The conference committee consists of six legislators, Peake said: the chair, vice chair, and ranking Republican member of the House Ways and Means committee and the corresponding officers of the Senate Ways and Means committee.
Peake said that advocates should consider settling on a single model for the transfer fee rather than a range of possibilities that towns could adopt.
“Somerville has a model in their home-rule petition where it’s one percent paid by the seller, one percent paid by the buyer, and if for either party it’s their primary residence, that side doesn’t have to pay,” Peake said. “That might not work in central Massachusetts, where there’s fewer second and third homes, but when it comes down to the wire people really start to focus on these nitty-gritty details.”

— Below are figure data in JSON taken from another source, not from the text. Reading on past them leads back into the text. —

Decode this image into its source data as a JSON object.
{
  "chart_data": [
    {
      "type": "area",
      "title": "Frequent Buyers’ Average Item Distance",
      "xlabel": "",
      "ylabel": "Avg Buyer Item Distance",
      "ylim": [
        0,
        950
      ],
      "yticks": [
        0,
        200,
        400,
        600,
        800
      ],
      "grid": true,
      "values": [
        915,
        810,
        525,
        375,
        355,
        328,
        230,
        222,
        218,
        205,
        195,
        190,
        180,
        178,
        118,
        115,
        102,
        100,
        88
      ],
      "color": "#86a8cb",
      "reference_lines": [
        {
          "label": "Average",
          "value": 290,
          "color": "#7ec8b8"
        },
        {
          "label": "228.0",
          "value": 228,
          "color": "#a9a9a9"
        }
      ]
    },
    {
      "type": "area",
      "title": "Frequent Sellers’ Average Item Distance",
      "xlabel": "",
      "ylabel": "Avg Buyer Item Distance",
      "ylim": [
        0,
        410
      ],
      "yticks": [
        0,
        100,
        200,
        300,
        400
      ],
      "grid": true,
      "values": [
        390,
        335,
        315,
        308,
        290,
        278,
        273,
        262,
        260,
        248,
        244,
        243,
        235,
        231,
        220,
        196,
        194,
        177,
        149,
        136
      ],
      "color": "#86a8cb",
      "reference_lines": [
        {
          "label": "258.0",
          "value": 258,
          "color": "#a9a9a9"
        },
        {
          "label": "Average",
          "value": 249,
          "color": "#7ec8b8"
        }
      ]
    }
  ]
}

The opposition to the fee, according to Peake, Faria, Jordi, and reporting in the Boston Globe, has been organized by the Mass. Association of Realtors.
Ryan Castle, CEO of the Cape Cod and Islands Association of Realtors, said that his organization “follows the Mass. Association of Realtors on all state legislative issues, including real estate transfer taxes.

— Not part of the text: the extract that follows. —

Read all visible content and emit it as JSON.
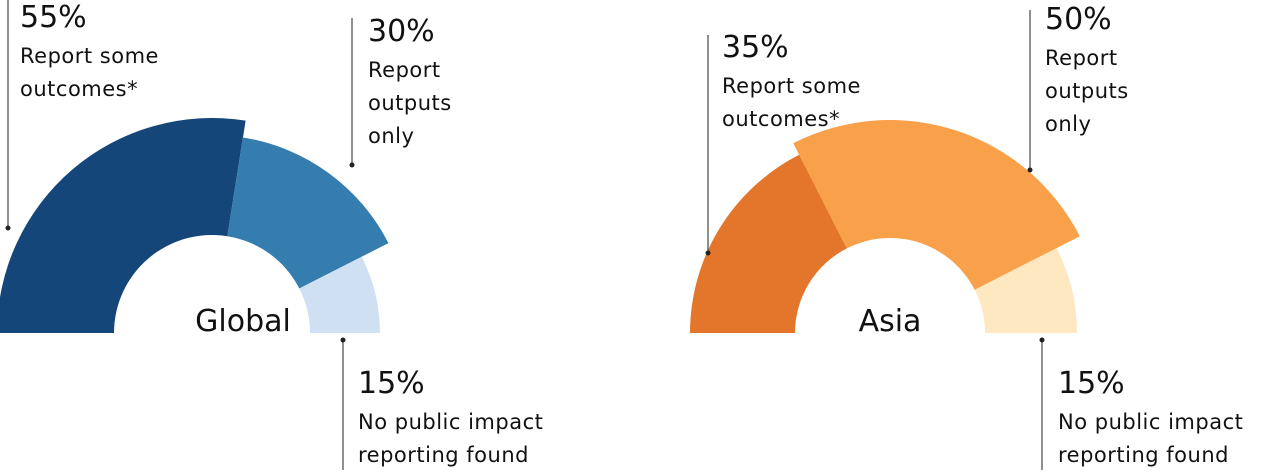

“Our policy is not up to me, it’s up to our governing organizations, but I will say this: I’ve never seen a real estate transfer tax proposal that actually works,” Castle added. “We have underbuilt on the Cape for 20 to 30 years, and we need to reform our building processes so more market-rate housing that is attainable for people can be built — not just fund standard affordable housing programs for people who earn less than our low-median income numbers.”
State Sen. Julian Cyr of Truro also pointed out that median incomes on Cape Cod are low.

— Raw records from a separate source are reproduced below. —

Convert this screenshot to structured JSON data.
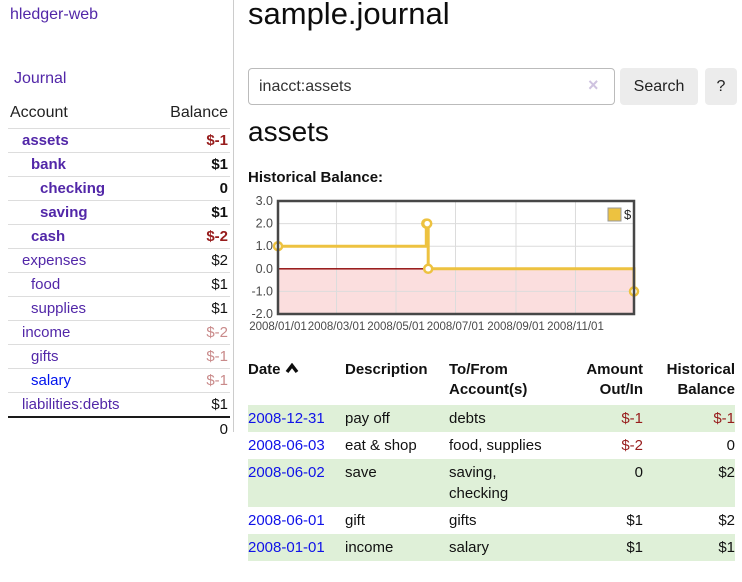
{
  "sidebar": {
    "brand": "hledger-web",
    "journal_link": "Journal",
    "accounts": {
      "header_account": "Account",
      "header_balance": "Balance",
      "rows": [
        {
          "name": "assets",
          "balance": "$-1"
        },
        {
          "name": "bank",
          "balance": "$1"
        },
        {
          "name": "checking",
          "balance": "0"
        },
        {
          "name": "saving",
          "balance": "$1"
        },
        {
          "name": "cash",
          "balance": "$-2"
        },
        {
          "name": "expenses",
          "balance": "$2"
        },
        {
          "name": "food",
          "balance": "$1"
        },
        {
          "name": "supplies",
          "balance": "$1"
        },
        {
          "name": "income",
          "balance": "$-2"
        },
        {
          "name": "gifts",
          "balance": "$-1"
        },
        {
          "name": "salary",
          "balance": "$-1"
        },
        {
          "name": "liabilities:debts",
          "balance": "$1"
        }
      ],
      "total": "0"
    }
  },
  "main": {
    "title": "sample.journal",
    "search": {
      "value": "inacct:assets",
      "clear_icon": "×",
      "button_label": "Search",
      "help_label": "?"
    },
    "account_heading": "assets",
    "chart_label": "Historical Balance:"
  },
  "chart_data": {
    "type": "line",
    "step": true,
    "title": "Historical Balance",
    "series": [
      {
        "name": "$",
        "color": "#edc240",
        "points": [
          [
            "2008-01-01",
            1
          ],
          [
            "2008-06-01",
            2
          ],
          [
            "2008-06-02",
            2
          ],
          [
            "2008-06-03",
            0
          ],
          [
            "2008-12-31",
            -1
          ]
        ]
      }
    ],
    "x_range": [
      "2008-01-01",
      "2008-12-31"
    ],
    "x_ticks": [
      "2008/01/01",
      "2008/03/01",
      "2008/05/01",
      "2008/07/01",
      "2008/09/01",
      "2008/11/01"
    ],
    "y_ticks": [
      3.0,
      2.0,
      1.0,
      0.0,
      -1.0,
      -2.0
    ],
    "ylim": [
      -2,
      3
    ],
    "grid": true,
    "legend": {
      "label": "$",
      "position": "top-right"
    },
    "colors": {
      "series": "#edc240",
      "marker_fill": "#ffffff",
      "negative_fill": "#fbdede",
      "zero_line": "#8b0000",
      "grid": "#dcdcdc",
      "border": "#474747",
      "tick_text": "#4a4a4a"
    }
  },
  "register": {
    "headers": {
      "date": "Date",
      "description": "Description",
      "accounts": "To/From Account(s)",
      "amount": "Amount Out/In",
      "balance": "Historical Balance"
    },
    "rows": [
      {
        "date": "2008-12-31",
        "description": "pay off",
        "accounts": "debts",
        "amount": "$-1",
        "balance": "$-1"
      },
      {
        "date": "2008-06-03",
        "description": "eat & shop",
        "accounts": "food, supplies",
        "amount": "$-2",
        "balance": "0"
      },
      {
        "date": "2008-06-02",
        "description": "save",
        "accounts": "saving, checking",
        "amount": "0",
        "balance": "$2"
      },
      {
        "date": "2008-06-01",
        "description": "gift",
        "accounts": "gifts",
        "amount": "$1",
        "balance": "$2"
      },
      {
        "date": "2008-01-01",
        "description": "income",
        "accounts": "salary",
        "amount": "$1",
        "balance": "$1"
      }
    ]
  }
}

“Too often, people perceive the Cape and Islands through the lens of our summer visitors, many of whom have quite a bit of wealth,” said Cyr. “But the reality is that median incomes in most of Cape Cod and Martha’s Vineyard are below the state average, and we need to subsidize housing for almost all working year-round residents who don’t already own a home or stand to inherit one.
“The governor has said this remains a top priority for her,” Cyr continued. “This is the most intractable problem facing Cape Cod and Islanders, and I’m not going to let this opportunity go by.”